Medieval Nine-Men’s Morris with Dice

Medieval Nine-Men’s Morris with Dice

By Ulrich Schädler

Board Games Studies, Vol.3 (2000)

Introduction: Nine-men’s morris played with dice is a nearly forgotten medieval variant of the merels games. A description of the game is given in the “Libro del Alquerque” (fol. 92r), a chapter of the magnificent treatise about board- and dice-games written on behalf of Alfonso X, king of Castile and Leon, and finished one year before the king’s death in 1283. It is already mentioned in the pseudo-ovidian poem De Vetula written between 1222 and 1268 in France.
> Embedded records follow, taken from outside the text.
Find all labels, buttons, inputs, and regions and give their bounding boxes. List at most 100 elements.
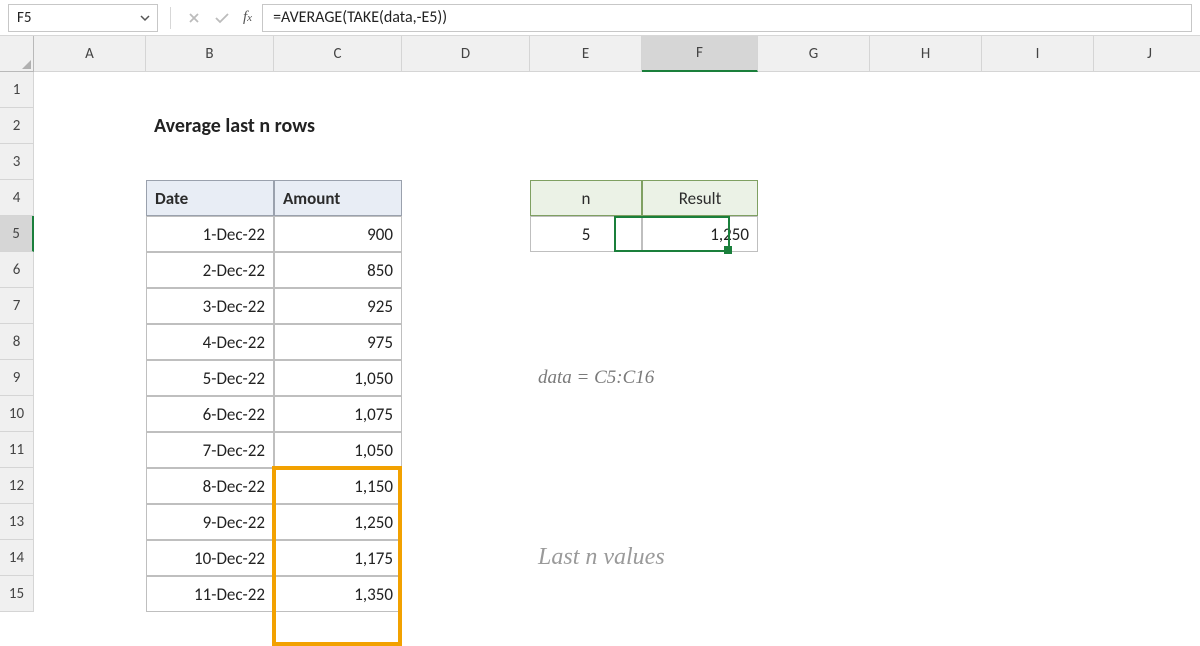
cell-H3[interactable] <box>870 144 982 180</box>
cell-D3[interactable] <box>402 144 530 180</box>
cell-C12[interactable]: 1,150 <box>274 468 402 504</box>
cell-D7[interactable] <box>402 288 530 324</box>
cell-E5[interactable]: 5 <box>530 216 642 252</box>
cell-D2[interactable] <box>402 108 530 144</box>
cell-A1[interactable] <box>34 72 146 108</box>
cell-D4[interactable] <box>402 180 530 216</box>
cell-I5[interactable] <box>982 216 1094 252</box>
row-header-8[interactable]: 8 <box>0 324 34 360</box>
cell-J9[interactable] <box>1094 360 1200 396</box>
cell-J15[interactable] <box>1094 576 1200 612</box>
cell-H12[interactable] <box>870 468 982 504</box>
cell-A3[interactable] <box>34 144 146 180</box>
cell-B14[interactable]: 10-Dec-22 <box>146 540 274 576</box>
col-header-C[interactable]: C <box>274 36 402 72</box>
cell-B6[interactable]: 2-Dec-22 <box>146 252 274 288</box>
select-all-corner[interactable] <box>0 36 34 72</box>
cell-G10[interactable] <box>758 396 870 432</box>
insert-function-button[interactable]: fx <box>239 9 256 26</box>
cell-D9[interactable] <box>402 360 530 396</box>
cell-G2[interactable] <box>758 108 870 144</box>
cell-B13[interactable]: 9-Dec-22 <box>146 504 274 540</box>
cell-H14[interactable] <box>870 540 982 576</box>
cell-B4[interactable]: Date <box>146 180 274 216</box>
cell-I6[interactable] <box>982 252 1094 288</box>
cell-A6[interactable] <box>34 252 146 288</box>
cell-D14[interactable] <box>402 540 530 576</box>
cell-I1[interactable] <box>982 72 1094 108</box>
cell-J13[interactable] <box>1094 504 1200 540</box>
cell-C14[interactable]: 1,175 <box>274 540 402 576</box>
name-box[interactable]: F5 <box>8 4 158 32</box>
cell-G5[interactable] <box>758 216 870 252</box>
cell-B7[interactable]: 3-Dec-22 <box>146 288 274 324</box>
cell-C5[interactable]: 900 <box>274 216 402 252</box>
row-header-4[interactable]: 4 <box>0 180 34 216</box>
row-header-6[interactable]: 6 <box>0 252 34 288</box>
row-header-5[interactable]: 5 <box>0 216 34 252</box>
cell-J4[interactable] <box>1094 180 1200 216</box>
cell-C3[interactable] <box>274 144 402 180</box>
row-header-12[interactable]: 12 <box>0 468 34 504</box>
cell-I10[interactable] <box>982 396 1094 432</box>
cell-D11[interactable] <box>402 432 530 468</box>
cell-G1[interactable] <box>758 72 870 108</box>
cell-D5[interactable] <box>402 216 530 252</box>
cell-I11[interactable] <box>982 432 1094 468</box>
cell-I4[interactable] <box>982 180 1094 216</box>
cell-J3[interactable] <box>1094 144 1200 180</box>
cell-A10[interactable] <box>34 396 146 432</box>
cell-I12[interactable] <box>982 468 1094 504</box>
cell-B3[interactable] <box>146 144 274 180</box>
cell-H11[interactable] <box>870 432 982 468</box>
col-header-G[interactable]: G <box>758 36 870 72</box>
col-header-I[interactable]: I <box>982 36 1094 72</box>
cell-F9[interactable] <box>642 360 758 396</box>
cell-G4[interactable] <box>758 180 870 216</box>
cell-C15[interactable]: 1,350 <box>274 576 402 612</box>
cell-H5[interactable] <box>870 216 982 252</box>
cell-D1[interactable] <box>402 72 530 108</box>
cell-B1[interactable] <box>146 72 274 108</box>
cell-C9[interactable]: 1,050 <box>274 360 402 396</box>
col-header-H[interactable]: H <box>870 36 982 72</box>
cell-B5[interactable]: 1-Dec-22 <box>146 216 274 252</box>
cell-G6[interactable] <box>758 252 870 288</box>
cell-C1[interactable] <box>274 72 402 108</box>
cell-B9[interactable]: 5-Dec-22 <box>146 360 274 396</box>
cell-E3[interactable] <box>530 144 642 180</box>
row-header-1[interactable]: 1 <box>0 72 34 108</box>
cell-A15[interactable] <box>34 576 146 612</box>
cell-D12[interactable] <box>402 468 530 504</box>
cell-J14[interactable] <box>1094 540 1200 576</box>
cell-I14[interactable] <box>982 540 1094 576</box>
cell-F6[interactable] <box>642 252 758 288</box>
cell-H4[interactable] <box>870 180 982 216</box>
cell-G8[interactable] <box>758 324 870 360</box>
cell-E12[interactable] <box>530 468 642 504</box>
cell-H8[interactable] <box>870 324 982 360</box>
cell-H7[interactable] <box>870 288 982 324</box>
cell-D13[interactable] <box>402 504 530 540</box>
cell-I8[interactable] <box>982 324 1094 360</box>
cell-F10[interactable] <box>642 396 758 432</box>
cell-E7[interactable] <box>530 288 642 324</box>
cell-C4[interactable]: Amount <box>274 180 402 216</box>
cell-A8[interactable] <box>34 324 146 360</box>
row-header-15[interactable]: 15 <box>0 576 34 612</box>
cell-G3[interactable] <box>758 144 870 180</box>
col-header-E[interactable]: E <box>530 36 642 72</box>
cell-J2[interactable] <box>1094 108 1200 144</box>
cell-E9[interactable]: data = C5:C16 <box>530 360 642 396</box>
cell-J11[interactable] <box>1094 432 1200 468</box>
cell-G15[interactable] <box>758 576 870 612</box>
cell-H13[interactable] <box>870 504 982 540</box>
cell-B12[interactable]: 8-Dec-22 <box>146 468 274 504</box>
cell-A12[interactable] <box>34 468 146 504</box>
cell-A5[interactable] <box>34 216 146 252</box>
cell-E4[interactable]: n <box>530 180 642 216</box>
cell-F11[interactable] <box>642 432 758 468</box>
cell-I2[interactable] <box>982 108 1094 144</box>
cell-E11[interactable] <box>530 432 642 468</box>
cell-J12[interactable] <box>1094 468 1200 504</box>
After the description of dice games, tables and chess the anonymous author continues:

“Sunt alii ludi parvi, quos scire puellas
esse decens dixi, sed parva monere pudebat;
nuncque magis quam tunc pudet illa minore referre,
quare pretereo ludos, ubi parva lapillos
nunc bis sex, nunc vero novem capit una tabella.
Ac ubi sunt bis sex, capit ex hostilibus illum,
ultra quem salit alteruter, nec ibi deciorum
exigitur iactus; ubi vero novem, bene ludunt
cum deciis et eis sine quando volunt, capit autem
unum quem mavult ex hostibus iste vel ille,
quandocumque potest tres continuare suorum.”

Having said that in his days one is even more ashamed to talk about these minor games than in former times and therefore wants to leave aside “games, where a small board collects twice six or nine gaming pieces”, he continues:

“Where (one plays with) twice six (pieces), one captures the one of the enemy’s pieces, over which another piece leaps, and here the throw of the dice is not applied; but where (one plays with) nine (pieces), they play well with dice or without if they want to, but one captures this piece or that of the enemy’s, which one wants, when one manages to bring three of one’s own pieces into a continuous line.”